DOHA – Calma lá! Nesta história, o preto sou eu. Não se ponham com coisas. É um suponhamos. Como “jejuar o preto” é um aforismo. Esta minha recente versão muçulmana de mim que anda a fazer testes aqui pelas Arábias tem jejuado mais do que é costume. Quero dizer, eu jejuo muito por hábito. Em princípio não almoço. Um amigo de outros tempos, muito género papa-tachos, que andava sempre a ser convidado para tudo e mais alguma coisa e não olhava a cores nem a feitios (quase chegou a ministro), explicou-me uma vez o motivo porque nunca me convidavam, a mim, para nada: “Sabes qual é o teu problema?
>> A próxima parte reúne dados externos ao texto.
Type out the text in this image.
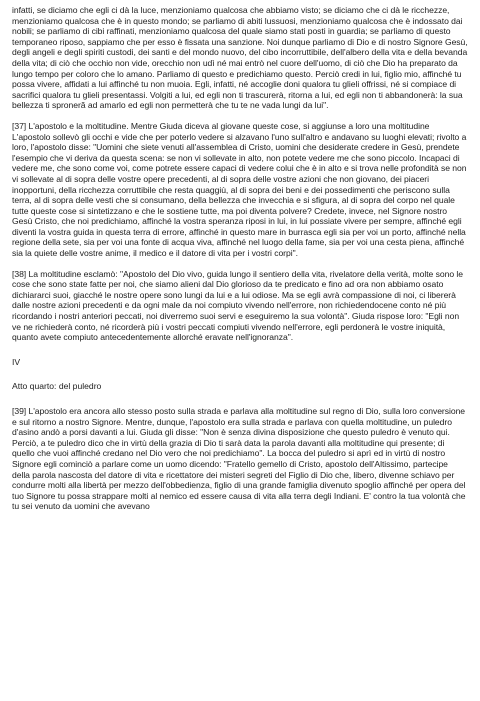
infatti, se diciamo che egli ci dà la luce, menzioniamo qualcosa che abbiamo visto; se diciamo che ci dà le ricchezze, menzioniamo qualcosa che è in questo mondo; se parliamo di abiti lussuosi, menzioniamo qualcosa che è indossato dai nobili; se parliamo di cibi raffinati, menzioniamo qualcosa del quale siamo stati posti in guardia; se parliamo di questo temporaneo riposo, sappiamo che per esso è fissata una sanzione. Noi dunque parliamo di Dio e di nostro Signore Gesù, degli angeli e degli spiriti custodi, dei santi e del mondo nuovo, del cibo incorruttibile, dell'albero della vita e della bevanda della vita; di ciò che occhio non vide, orecchio non udì né mai entrò nel cuore dell'uomo, di ciò che Dio ha preparato da lungo tempo per coloro che lo amano. Parliamo di questo e predichiamo questo. Perciò credi in lui, figlio mio, affinché tu possa vivere, affidati a lui affinché tu non muoia. Egli, infatti, né accoglie doni qualora tu glieli offrissi, né si compiace di sacrifici qualora tu glieli presentassi. Volgiti a lui, ed egli non ti trascurerà, ritorna a lui, ed egli non ti abbandonerà: la sua bellezza ti sproneră ad amarlo ed egli non permetterà che tu te ne vada lungi da lui".

[37] L'apostolo e la moltitudine. Mentre Giuda diceva al giovane queste cose, si aggiunse a loro una moltitudine L'apostolo sollevò gli occhi e vide che per poterlo vedere si alzavano l'uno sull'altro e andavano su luoghi elevati; rivolto a loro, l'apostolo disse: "Uomini che siete venuti all'assemblea di Cristo, uomini che desiderate credere in Gesù, prendete l'esempio che vi deriva da questa scena: se non vi sollevate in alto, non potete vedere me che sono piccolo. Incapaci di vedere me, che sono come voi, come potrete essere capaci di vedere colui che è in alto e si trova nelle profondità se non vi sollevate al di sopra delle vostre opere precedenti, al di sopra delle vostre azioni che non giovano, dei piaceri inopportuni, della ricchezza corruttibile che resta quaggiù, al di sopra dei beni e dei possedimenti che periscono sulla terra, al di sopra delle vesti che si consumano, della bellezza che invecchia e si sfigura, al di sopra del corpo nel quale tutte queste cose si sintetizzano e che le sostiene tutte, ma poi diventa polvere? Credete, invece, nel Signore nostro Gesù Cristo, che noi predichiamo, affinché la vostra speranza riposi in lui, in lui possiate vivere per sempre, affinché egli diventi la vostra guida in questa terra di errore, affinché in questo mare in burrasca egli sia per voi un porto, affinché nella regione della sete, sia per voi una fonte di acqua viva, affinché nel luogo della fame, sia per voi una cesta piena, affinché sia la quiete delle vostre anime, il medico e il datore di vita per i vostri corpi".

[38] La moltitudine esclamò: "Apostolo del Dio vivo, guida lungo il sentiero della vita, rivelatore della verità, molte sono le cose che sono state fatte per noi, che siamo alieni dal Dio glorioso da te predicato e fino ad ora non abbiamo osato dichiararci suoi, giacché le nostre opere sono lungi da lui e a lui odiose. Ma se egli avrà compassione di noi, ci libererà dalle nostre azioni precedenti e da ogni male da noi compiuto vivendo nell'errore, non richiedendocene conto né più ricordando i nostri anteriori peccati, noi diverremo suoi servi e eseguiremo la sua volontà". Giuda rispose loro: "Egli non ve ne richiederà conto, né ricorderà più i vostri peccati compiuti vivendo nell'errore, egli perdonerà le vostre iniquità, quanto avete compiuto antecedentemente allorché eravate nell'ignoranza".

IV

Atto quarto: del puledro

[39] L'apostolo era ancora allo stesso posto sulla strada e parlava alla moltitudine sul regno di Dio, sulla loro conversione e sul ritorno a nostro Signore. Mentre, dunque, l'apostolo era sulla strada e parlava con quella moltitudine, un puledro d'asino andò a porsi davanti a lui. Giuda gli disse: "Non è senza divina disposizione che questo puledro è venuto qui. Perciò, a te puledro dico che in virtù della grazia di Dio ti sarà data la parola davanti alla moltitudine qui presente; di quello che vuoi affinché credano nel Dio vero che noi predichiamo". La bocca del puledro si aprì ed in virtù di nostro Signore egli cominciò a parlare come un uomo dicendo: "Fratello gemello di Cristo, apostolo dell'Altissimo, partecipe della parola nascosta del datore di vita e ricettatore dei misteri segreti del Figlio di Dio che, libero, divenne schiavo per condurre molti alla libertà per mezzo dell'obbedienza, figlio di una grande famiglia divenuto spoglio affinché per opera del tuo Signore tu possa strappare molti al nemico ed essere causa di vita alla terra degli Indiani. E' contro la tua volontà che tu sei venuto da uomini che avevano
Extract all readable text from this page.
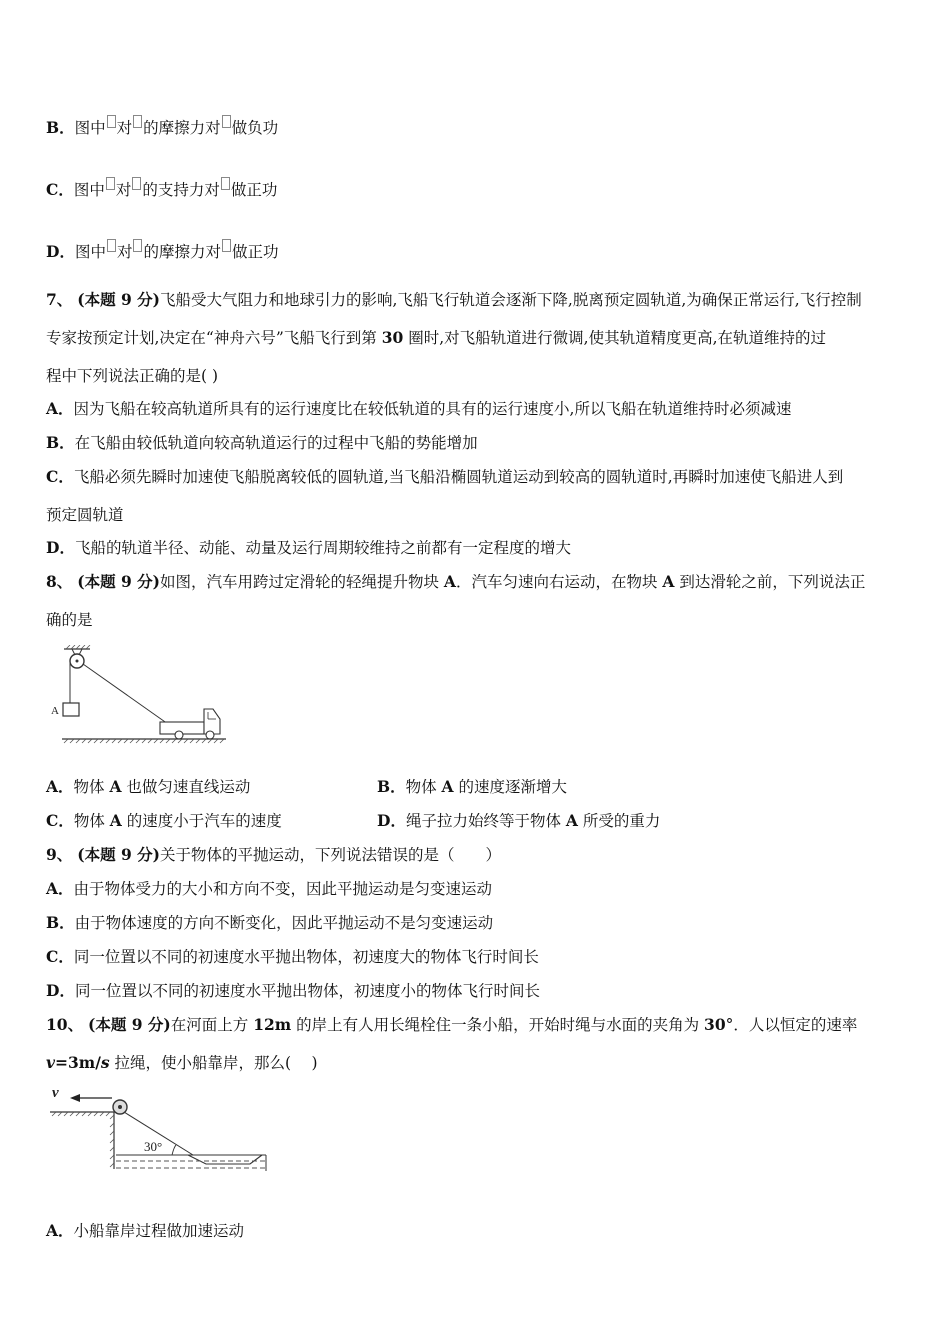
B．图中 对 的摩擦力对 做负功
C．图中 对 的支持力对 做正功
D．图中 对 的摩擦力对 做正功
7、 (本题 9 分)飞船受大气阻力和地球引力的影响,飞船飞行轨道会逐渐下降,脱离预定圆轨道,为确保正常运行,飞行控制
专家按预定计划,决定在“神舟六号”飞船飞行到第 30 圈时,对飞船轨道进行微调,使其轨道精度更高,在轨道维持的过
程中下列说法正确的是( )
A．因为飞船在较高轨道所具有的运行速度比在较低轨道的具有的运行速度小,所以飞船在轨道维持时必须减速
B．在飞船由较低轨道向较高轨道运行的过程中飞船的势能增加
C．飞船必须先瞬时加速使飞船脱离较低的圆轨道,当飞船沿椭圆轨道运动到较高的圆轨道时,再瞬时加速使飞船进人到
预定圆轨道
D．飞船的轨道半径、动能、动量及运行周期较维持之前都有一定程度的增大
8、 (本题 9 分)如图，汽车用跨过定滑轮的轻绳提升物块 A．汽车匀速向右运动，在物块 A 到达滑轮之前，下列说法正
确的是
A
A．物体 A 也做匀速直线运动	B．物体 A 的速度逐渐增大
C．物体 A 的速度小于汽车的速度	D．绳子拉力始终等于物体 A 所受的重力
9、 (本题 9 分)关于物体的平抛运动，下列说法错误的是（　　）
A．由于物体受力的大小和方向不变，因此平抛运动是匀变速运动
B．由于物体速度的方向不断变化，因此平抛运动不是匀变速运动
C．同一位置以不同的初速度水平抛出物体，初速度大的物体飞行时间长
D．同一位置以不同的初速度水平抛出物体，初速度小的物体飞行时间长
10、 (本题 9 分)在河面上方 12m 的岸上有人用长绳栓住一条小船，开始时绳与水面的夹角为 30°．人以恒定的速率
v=3m/s 拉绳，使小船靠岸，那么(　 )
v
30°
A．小船靠岸过程做加速运动
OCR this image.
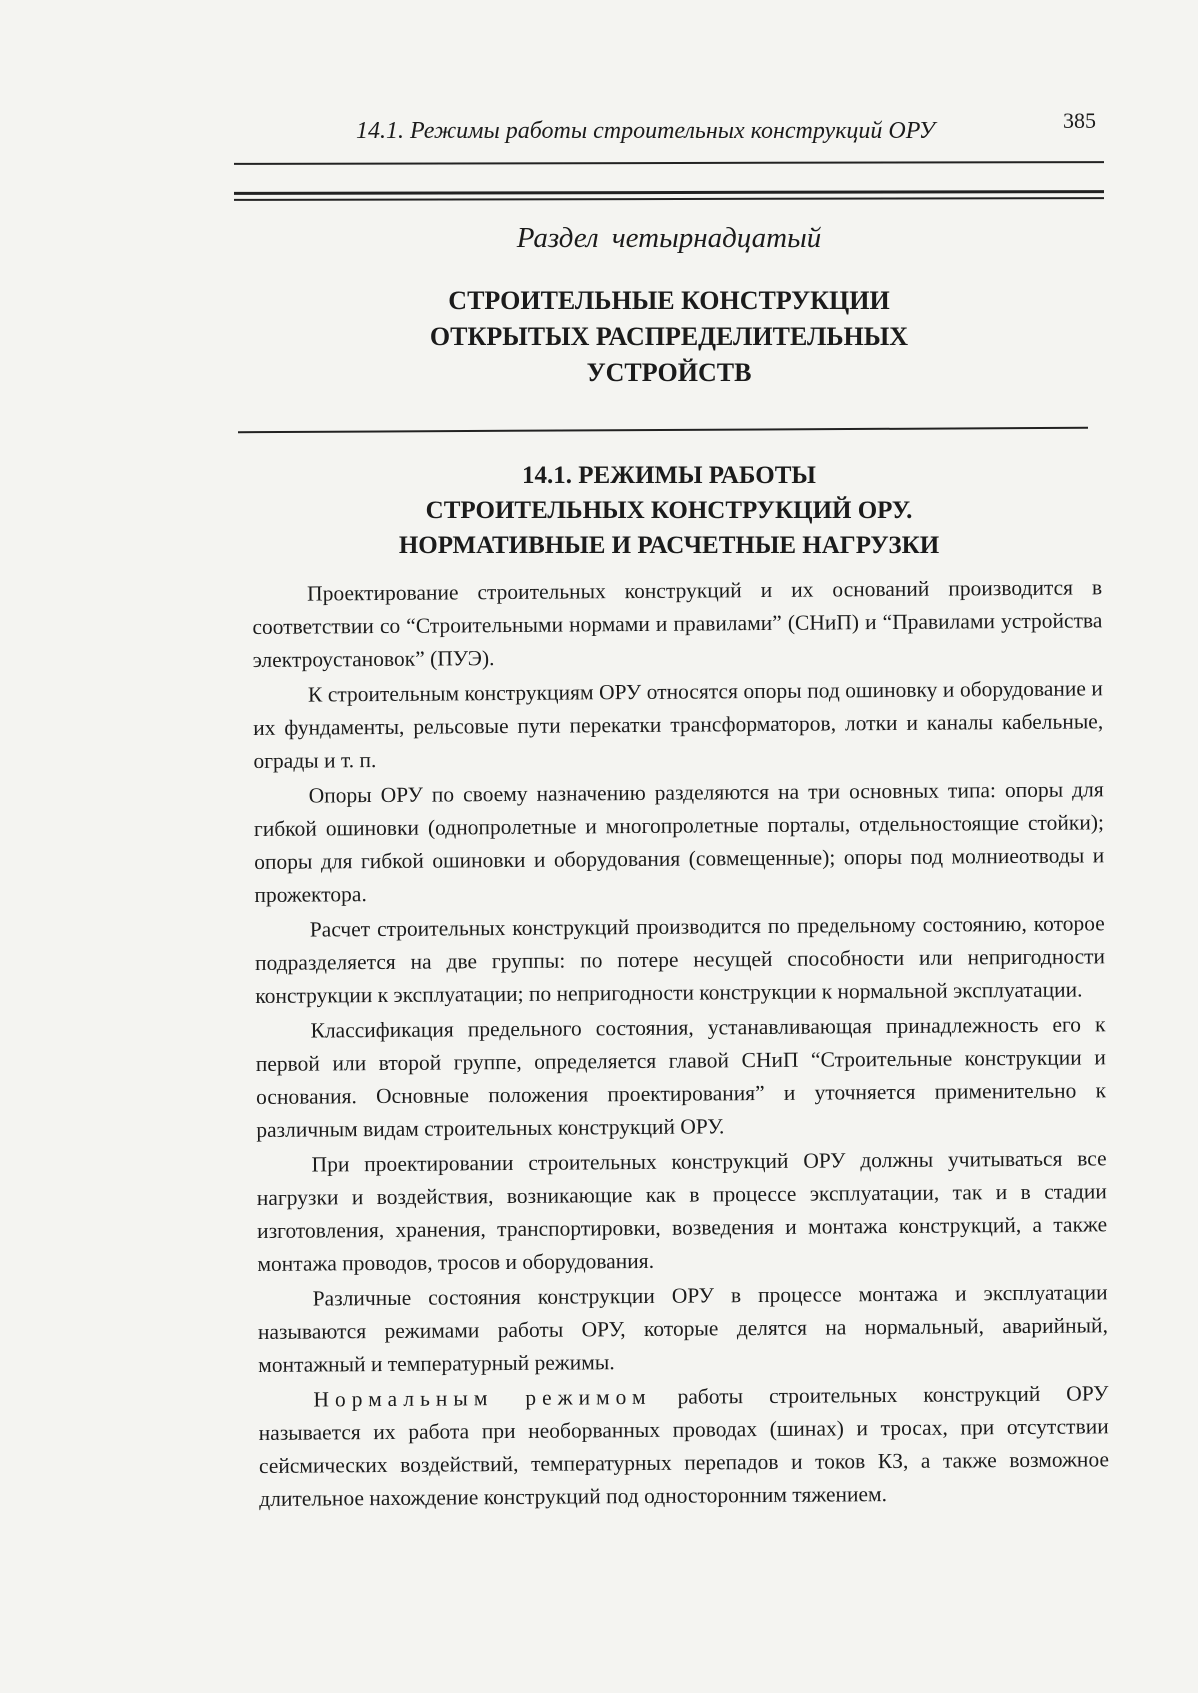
14.1. Режимы работы строительных конструкций ОРУ	385
Раздел четырнадцатый
СТРОИТЕЛЬНЫЕ КОНСТРУКЦИИ
ОТКРЫТЫХ РАСПРЕДЕЛИТЕЛЬНЫХ
УСТРОЙСТВ
14.1. РЕЖИМЫ РАБОТЫ
СТРОИТЕЛЬНЫХ КОНСТРУКЦИЙ ОРУ.
НОРМАТИВНЫЕ И РАСЧЕТНЫЕ НАГРУЗКИ

Проектирование строительных конструкций и их оснований производится в соответствии со “Строительными нормами и правилами” (СНиП) и “Правилами устройства электроустановок” (ПУЭ).

К строительным конструкциям ОРУ относятся опоры под ошиновку и оборудование и их фундаменты, рельсовые пути перекатки трансформаторов, лотки и каналы кабельные, ограды и т. п.

Опоры ОРУ по своему назначению разделяются на три основных типа: опоры для гибкой ошиновки (однопролетные и многопролетные порталы, отдельностоящие стойки); опоры для гибкой ошиновки и оборудования (совмещенные); опоры под молниеотводы и прожектора.

Расчет строительных конструкций производится по предельному состоянию, которое подразделяется на две группы: по потере несущей способности или непригодности конструкции к эксплуатации; по непригодности конструкции к нормальной эксплуатации.

Классификация предельного состояния, устанавливающая принадлежность его к первой или второй группе, определяется главой СНиП “Строительные конструкции и основания. Основные положения проектирования” и уточняется применительно к различным видам строительных конструкций ОРУ.

При проектировании строительных конструкций ОРУ должны учитываться все нагрузки и воздействия, возникающие как в процессе эксплуатации, так и в стадии изготовления, хранения, транспортировки, возведения и монтажа конструкций, а также монтажа проводов, тросов и оборудования.

Различные состояния конструкции ОРУ в процессе монтажа и эксплуатации называются режимами работы ОРУ, которые делятся на нормальный, аварийный, монтажный и температурный режимы.

Нормальным режимом работы строительных конструкций ОРУ называется их работа при необорванных проводах (шинах) и тросах, при отсутствии сейсмических воздействий, температурных перепадов и токов КЗ, а также возможное длительное нахождение конструкций под односторонним тяжением.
Tu não almoças…” Pois. Tinha toda a razão. Continuo a não almoçar – às vezes, ao domingo, com o Fernando e com a Dália, no Porto Santana, em Alcácer, lá para as três da tarde, – e a não ser convidado. Havia um personagem do divino Eça, do qual, agora assim, de repente, não me recordo o nome, que exclamava com orgulho: “Eu cá não lhes vou às ceias!” Eu não tenho orgulho em não almoçar. Só não me calha. Também agradeço que não me convidem: é como se me puxassem por um braço. Não almoço porque gosto de trabalhar em jejum. Se trabalhar à noite, não janto. Gosto muito de jejuar, mas aqui tenho jejuado por falta de pachorra e por preguiça. Quando volto para casa, pela uma e meia da manhã, geralmente, os dois restaurantes da minha rua até têm umas luzes chamativas. Mas, enfim, não me tem apetecido e jejuo. Além de gostar de jejuar, gosto do verbo jejuar. Eu jejuo, tu jejuas… Ah! Verbozinho catita! Os brasileiros, que são mais malandros do que nós, até a brincar com a língua que lhes demos, em vez de pequeno-almoço dizem desjejum. Outra palavra com piada. Estou a imaginar o Maomé a vir lá da montanha, ou talvez depois de a montanha ter ido a ele, a aplicar o imperativo negativo perante os seu fiéis seguidores: “Atenção! Esta semana, ordeno que não jejuais, vós!” Digo o Maomé só porque aqui faz um certo sentido e jejuar, têm Ramadão e tudo, é o período em que ficam sem comer do nascer ao pôr-do-sol. Vendo bem, é como eu, por agora. O Ramadão não tem data certa mas querem ver que entrei no meu Ramadão?

É quase certo. Mas amanhã como qualquer coisa.